750 million spat placed in rivers that feed the bay

By PAMELA WOOD, Staff Writer Published 10/12/09

Maryland has once again set a new record for oyster restoration in the Chesapeake Bay.

Nearly 750 million baby oysters - called spat - were created in a hatchery and placed in the rivers that feed the bay. The count bested last year's record of 600 million.

Most of those oysters were dumped directly onto oyster reefs. Some where coated onto "reef balls," which are holey domes made of concrete. Others were sent to volunteer oyster gardeners, who grow them under their piers before planting them on reefs.

"This record planting - along with record involvement by citizen stewards in oyster restoration - gives us tremendous confidence for increasing the bay's oyster population," Gov. Martin O'Malley said in a statement.

Many of the baby oysters ended up in local waters, including:

  • Magothy River: 4.33 million.
  • Severn River: 46.51 million.
  • South River: 3.33 million.
  • Patuxent River: 34.86 million.
  • Eastern Bay: 42.72 million.
  • Lower Chester River: 170 million.

The oysters are created at the University of Maryland Center for Environmental Science's Horn Point Lab in Cambridge.

At the lab, workers carefully control conditions to induce the oysters to spawn. Once the oyster larvae attach to something solid - generally old oyster shells - they are called spat.

The spat are then distributed to a variety of oyster restoration programs. Several government agencies and nonprofit groups are involved in deciding where the oysters go, including: the Oyster Recovery Partnership, the U.S. Army Corps of Engineers, the National Oceanic and Atmospheric Administration, the University of Maryland, the Maryland Watermen's Association and the Chesapeake Bay Foundation.

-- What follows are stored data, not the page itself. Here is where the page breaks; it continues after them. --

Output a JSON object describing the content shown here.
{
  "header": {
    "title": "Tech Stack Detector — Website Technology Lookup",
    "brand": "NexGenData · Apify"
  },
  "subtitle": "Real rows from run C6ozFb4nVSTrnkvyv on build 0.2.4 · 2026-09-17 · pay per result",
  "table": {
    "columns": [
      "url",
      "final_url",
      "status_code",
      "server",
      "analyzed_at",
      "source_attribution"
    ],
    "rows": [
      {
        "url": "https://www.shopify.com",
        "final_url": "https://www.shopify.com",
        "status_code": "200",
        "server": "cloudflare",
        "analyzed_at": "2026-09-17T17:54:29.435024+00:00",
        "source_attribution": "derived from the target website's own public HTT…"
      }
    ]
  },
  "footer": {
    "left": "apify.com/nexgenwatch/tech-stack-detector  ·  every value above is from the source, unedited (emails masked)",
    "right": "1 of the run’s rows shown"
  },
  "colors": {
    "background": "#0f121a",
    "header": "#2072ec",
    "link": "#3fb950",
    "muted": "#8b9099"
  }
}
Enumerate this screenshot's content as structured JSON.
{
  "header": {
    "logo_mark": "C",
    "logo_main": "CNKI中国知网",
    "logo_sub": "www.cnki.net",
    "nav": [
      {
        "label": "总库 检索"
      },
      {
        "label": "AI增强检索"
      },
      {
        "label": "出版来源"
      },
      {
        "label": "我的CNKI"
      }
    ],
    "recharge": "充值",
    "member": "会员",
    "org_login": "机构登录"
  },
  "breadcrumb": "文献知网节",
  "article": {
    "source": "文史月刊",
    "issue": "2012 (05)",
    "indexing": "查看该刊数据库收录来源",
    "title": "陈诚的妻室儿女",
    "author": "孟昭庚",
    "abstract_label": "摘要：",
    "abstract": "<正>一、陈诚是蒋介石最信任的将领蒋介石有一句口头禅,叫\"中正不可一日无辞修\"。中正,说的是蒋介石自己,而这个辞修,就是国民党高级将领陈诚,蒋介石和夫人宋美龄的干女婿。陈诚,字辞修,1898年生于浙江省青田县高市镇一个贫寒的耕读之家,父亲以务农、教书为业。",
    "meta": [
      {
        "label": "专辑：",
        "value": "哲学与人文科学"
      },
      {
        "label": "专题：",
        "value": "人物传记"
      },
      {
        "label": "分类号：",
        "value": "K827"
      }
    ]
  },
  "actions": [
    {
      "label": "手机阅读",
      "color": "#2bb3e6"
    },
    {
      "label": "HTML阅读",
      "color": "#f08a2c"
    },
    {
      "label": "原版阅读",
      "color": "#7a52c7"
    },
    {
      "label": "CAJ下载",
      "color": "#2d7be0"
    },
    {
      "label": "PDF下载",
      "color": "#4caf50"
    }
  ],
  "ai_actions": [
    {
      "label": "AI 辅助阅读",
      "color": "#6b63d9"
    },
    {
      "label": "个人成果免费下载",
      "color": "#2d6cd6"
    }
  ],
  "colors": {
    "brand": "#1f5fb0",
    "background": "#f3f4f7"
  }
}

Oysters are a key part of the effort to restore the health of the Chesapeake Bay and its rivers. They are nature's great filter feeder, taking in water and gobbling up impurities.

Healthy oyster reefs also serve as a home for all kinds of marine life, including fish and crabs.

But the bay's oyster population has declined dramatically. Oysters were once so abundant that watermen literally had wars over them and they were the bay's main food export.

Today, the oyster population is at just 1 percent to 2 percent of historic levels due to past overharvesting, disease and pollution.

And efforts to restore oysters have been controversial, with differing ideas of how to best go about bringing oysters back for the sake of the environment as well as watermen who harvest them and diners who eat them.

A state-appointed Oyster Advisory Commission is working on new plans for the oyster's future.

Scientists soon expect to be able to create even more oysters in the lab for restoration.

With state funds, the Cambridge lab is building a new "setting facility," where the larvae are put into giant tanks in which they grow and attach to oyster shells. Officials have said they hope the new facility will help the lab top the 1 billion mark for annual oyster production.